Catur Adi menganggap tuntutan mati dari jaksa tidak sesuai dengan fakta persidangan. Ia membantah seluruh tuduhan keterlibatan dalam peredaran narkotika di Lapas Balikpapan. Menurutnya, kunjungannya ke Lapas dilakukan dengan izin dan pengawasan petugas, sehingga tidak dapat dikategorikan sebagai permufakatan jahat. Ia menegaskan bahwa jika pertemuan itu benar dianggap kriminal, hanya ada dua kemungkinan: petugas lapas terlibat dalam tindak kejahatan atau pertemuan tersebut bukanlah tindak kejahatan.
Catur menilai bahwa dalil permufakatan jahat yang disampaikan jaksa gugur secara logis karena petugas Lapas tidak pernah diproses secara hukum. Ia menekankan bahwa kunjungan tersebut sah dan tidak melanggar hukum. Selain itu, ia juga menyoroti dasar pembuktian yang digunakan oleh jaksa, yang hanya bertumpu pada keterangan tunggal saksi Eko Setiawan tanpa dukungan rekaman, surat, atau saksi lain. Menurut prinsip hukum, satu saksi tanpa dukungan tidak cukup untuk membuktikan apa pun.
Selain itu, Arnop yang disebut sebagai tokoh kunci jaringan justru berstatus DPO dan tidak pernah dihadirkan di persidangan. Ia menambahkan bahwa setelah bebas pada 13 Februari 2025, Arnop kembali ke Lapas untuk memperingatkan Aco dan Awi terkait pemeriksaan dari Mabes Polri. Dalam peringatan tersebut, nama Catur tidak pernah disebut sama sekali.
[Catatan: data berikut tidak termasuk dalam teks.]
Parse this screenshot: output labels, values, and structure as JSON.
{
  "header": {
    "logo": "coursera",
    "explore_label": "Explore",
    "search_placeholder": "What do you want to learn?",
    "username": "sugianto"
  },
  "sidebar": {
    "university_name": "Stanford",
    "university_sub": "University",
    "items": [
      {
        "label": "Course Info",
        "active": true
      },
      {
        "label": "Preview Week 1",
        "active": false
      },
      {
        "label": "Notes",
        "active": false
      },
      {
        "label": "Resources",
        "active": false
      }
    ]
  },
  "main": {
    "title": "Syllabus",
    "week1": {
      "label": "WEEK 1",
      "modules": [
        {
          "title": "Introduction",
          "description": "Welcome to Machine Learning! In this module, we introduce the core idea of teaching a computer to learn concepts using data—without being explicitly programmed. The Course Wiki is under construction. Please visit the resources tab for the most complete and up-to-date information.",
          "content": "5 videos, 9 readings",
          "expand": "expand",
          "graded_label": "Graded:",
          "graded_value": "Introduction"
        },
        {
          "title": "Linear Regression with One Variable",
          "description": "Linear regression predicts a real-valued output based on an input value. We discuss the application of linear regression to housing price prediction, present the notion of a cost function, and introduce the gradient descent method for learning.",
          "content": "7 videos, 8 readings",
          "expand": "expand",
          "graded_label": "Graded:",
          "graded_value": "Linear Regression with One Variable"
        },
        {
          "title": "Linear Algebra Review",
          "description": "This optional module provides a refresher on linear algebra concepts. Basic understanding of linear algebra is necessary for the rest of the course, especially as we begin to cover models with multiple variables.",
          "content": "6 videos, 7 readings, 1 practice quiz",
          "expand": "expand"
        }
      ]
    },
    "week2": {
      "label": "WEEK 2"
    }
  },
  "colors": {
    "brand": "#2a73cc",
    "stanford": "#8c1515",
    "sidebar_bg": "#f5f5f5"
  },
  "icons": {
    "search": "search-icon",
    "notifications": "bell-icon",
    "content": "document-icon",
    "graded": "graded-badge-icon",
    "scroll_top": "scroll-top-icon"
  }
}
Catur juga membantah dalil "pergantian pohon" yang disampaikan oleh jaksa. Menurutnya, fakta adanya razia rutin di Lapas dengan hasil nihil setelah kedatangannya menunjukkan bahwa aktivitas peredaran narkotika tidak meningkat. Ia menjelaskan bahwa sabu yang ditemukan sebulan kemudian sangat mungkin stok lama, diperkuat keterangan Aco bahwa barang terakhir ia masukkan pada Desember 2024.
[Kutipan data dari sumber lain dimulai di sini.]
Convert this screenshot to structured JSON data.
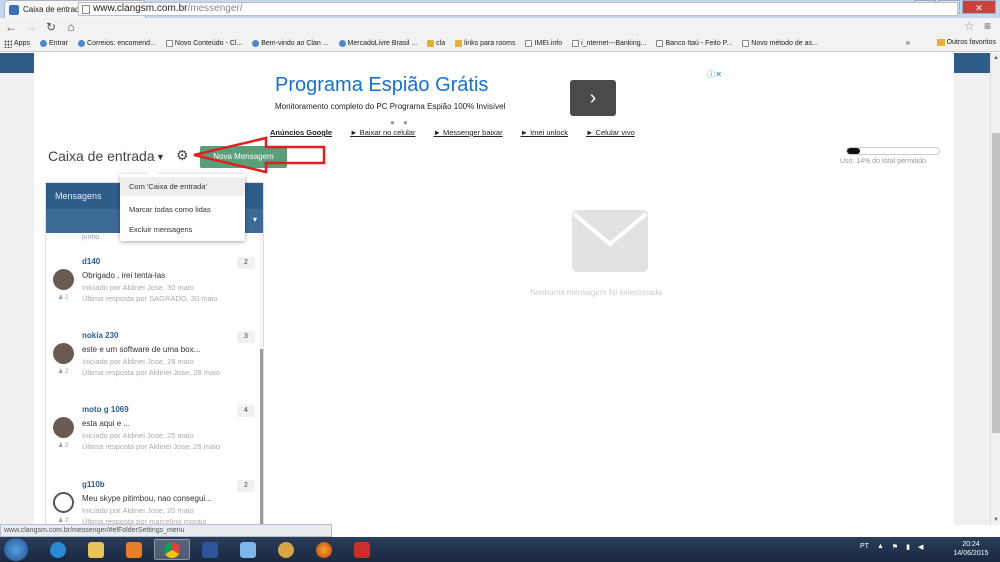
{
  "browser": {
    "tab_title": "Caixa de entrada - Clan GS",
    "url_host": "www.clangsm.com.br",
    "url_path": "/messenger/",
    "bookmarks": [
      {
        "label": "Apps",
        "kind": "apps"
      },
      {
        "label": "Entrar",
        "kind": "web"
      },
      {
        "label": "Correios: encomend...",
        "kind": "web"
      },
      {
        "label": "Novo Conteúdo - Cl...",
        "kind": "doc"
      },
      {
        "label": "Bem-vindo ao Clan ...",
        "kind": "web"
      },
      {
        "label": "MercadoLivre Brasil ...",
        "kind": "web"
      },
      {
        "label": "cla",
        "kind": "folder"
      },
      {
        "label": "links para rooms",
        "kind": "folder"
      },
      {
        "label": "IMEI.info",
        "kind": "doc"
      },
      {
        "label": "i_nternet---Banking...",
        "kind": "doc"
      },
      {
        "label": "Banco Itaú - Feito P...",
        "kind": "doc"
      },
      {
        "label": "Novo método de as...",
        "kind": "doc"
      }
    ],
    "bookmarks_more": "»",
    "other_bookmarks": "Outros favoritos",
    "status_url": "www.clangsm.com.br/messenger/#elFolderSettings_menu"
  },
  "ad": {
    "title": "Programa Espião Grátis",
    "description": "Monitoramento completo do PC Programa Espião 100% Invisível",
    "go_symbol": "›",
    "dots": "● ●",
    "sponsor_label": "Anúncios Google",
    "links": [
      "► Baixar no celular",
      "► Messenger baixar",
      "► Imei unlock",
      "► Celular vivo"
    ]
  },
  "messenger": {
    "folder_title": "Caixa de entrada",
    "new_message_label": "Nova Mensagem",
    "usage_text": "Uso: 14% do total permitido",
    "usage_fraction": 0.14,
    "sidebar_title": "Mensagens",
    "top_fragment": "junho",
    "empty_text": "Nenhuma mensagem foi selecionada"
  },
  "dropdown": {
    "items": [
      {
        "label": "Com 'Caixa de entrada'",
        "active": true
      },
      {
        "label": "Marcar todas como lidas",
        "active": false
      },
      {
        "label": "Excluir mensagens",
        "active": false
      }
    ]
  },
  "conversations": [
    {
      "title": "d140",
      "snippet": "Obrigado , irei tenta-las",
      "started": "Iniciado por Aldinei Jose, 30 maio",
      "last": "Última resposta por SAGRADO, 30 maio",
      "count": "2",
      "participants": "2"
    },
    {
      "title": "nokia 230",
      "snippet": "este e um software de uma box...",
      "started": "Iniciado por Aldinei Jose, 28 maio",
      "last": "Última resposta por Aldinei Jose, 28 maio",
      "count": "3",
      "participants": "2"
    },
    {
      "title": "moto g 1069",
      "snippet": "esta aqui e   ...",
      "started": "Iniciado por Aldinei Jose, 25 maio",
      "last": "Última resposta por Aldinei Jose, 26 maio",
      "count": "4",
      "participants": "2"
    },
    {
      "title": "g110b",
      "snippet": "Meu skype pitimbou, nao consegui...",
      "started": "Iniciado por Aldinei Jose, 20 maio",
      "last": "Última resposta por marcelino morais",
      "count": "2",
      "participants": "2"
    }
  ],
  "taskbar": {
    "language": "PT",
    "time": "20:24",
    "date": "14/06/2015"
  },
  "colors": {
    "accent_blue": "#2f5d8a",
    "new_message_green": "#5a9e7a",
    "ad_title_blue": "#1a6fc9",
    "annotation_red": "#e02020"
  }
}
Terdakwa juga membantah tuduhan terkait percakapan video call yang dijadikan sebagai salah satu bukti oleh jaksa. Menurut Catur, jaksa telah memelintir peristiwa video call yang sebenarnya terjadi. Dalam percakapan tersebut, dirinya menunjuk Aco sebagai "bos", namun Aco justru menolak dan mematikan telepon. Tidak ada kesepakatan yang terjalin, sehingga tidak memenuhi definisi permufakatan menurut KBBI.
Rekaman CCTV hanya menunjukkan bahwa ia berada di lokasi tersebut, namun tidak dapat membuktikan adanya pembicaraan tentang narkotika. Petugas jaga yang menjadi saksi netral juga tidak mendengar pembicaraan mengenai narkoba dalam pertemuan tersebut.
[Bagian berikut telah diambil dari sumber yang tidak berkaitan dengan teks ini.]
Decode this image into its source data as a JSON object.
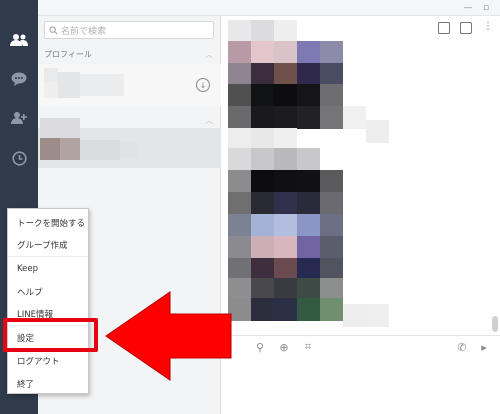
{
  "search": {
    "placeholder": "名前で検索"
  },
  "sections": {
    "profile": "プロフィール"
  },
  "menu": {
    "items": [
      "トークを開始する",
      "グループ作成",
      "Keep",
      "ヘルプ",
      "LINE情報",
      "設定",
      "ログアウト",
      "終了"
    ],
    "selected": "設定"
  },
  "sidebar": {
    "icons": [
      "friends-icon",
      "chat-icon",
      "add-friend-icon",
      "history-icon",
      "settings-icon"
    ]
  },
  "colors": {
    "sidebar": "#2f3a4a",
    "highlight": "#e60012",
    "arrow": "#ff0000"
  }
}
Catur mencatat kejanggalan dalam penanganan perkara ini, khususnya terkait status Aco dalam proses hukum. Menurutnya, Aco yang memegang rekening, memesan barang, dan menjadi perantara aktif justru hanya dijadikan saksi, bukan tersangka. Ia menilai penetapan Aco sebagai saksi merupakan bentuk ketidakadilan dalam penegakan hukum.
Penasihat hukum Agus Amri menyatakan bahwa berdasarkan Pasal 184 KUHAP dan seluruh fakta persidangan, penerapan Pasal 114 ayat (2) jo. Pasal 132 ayat (1) UU Narkotika terhadap terdakwa tidak tepat. Ia menilai analisis jaksa sangat dangkal dan tidak logis, sehingga tidak dapat dijadikan dasar pemidanaan.
Menurut Agus, hukum pidana menuntut keadilan substantif. Terdakwa adalah seorang ayah yang mengasuh tiga anak kecil, namun dituntut mati atas perbuatan yang tidak ia lakukan. Ia menegaskan bahwa kriminalisasi semacam ini tentu tidak dikehendaki oleh Majelis Hakim. Pemidanaan yang tidak proporsional hanya menunjukkan hukum tajam ke bawah dan tumpul ke atas.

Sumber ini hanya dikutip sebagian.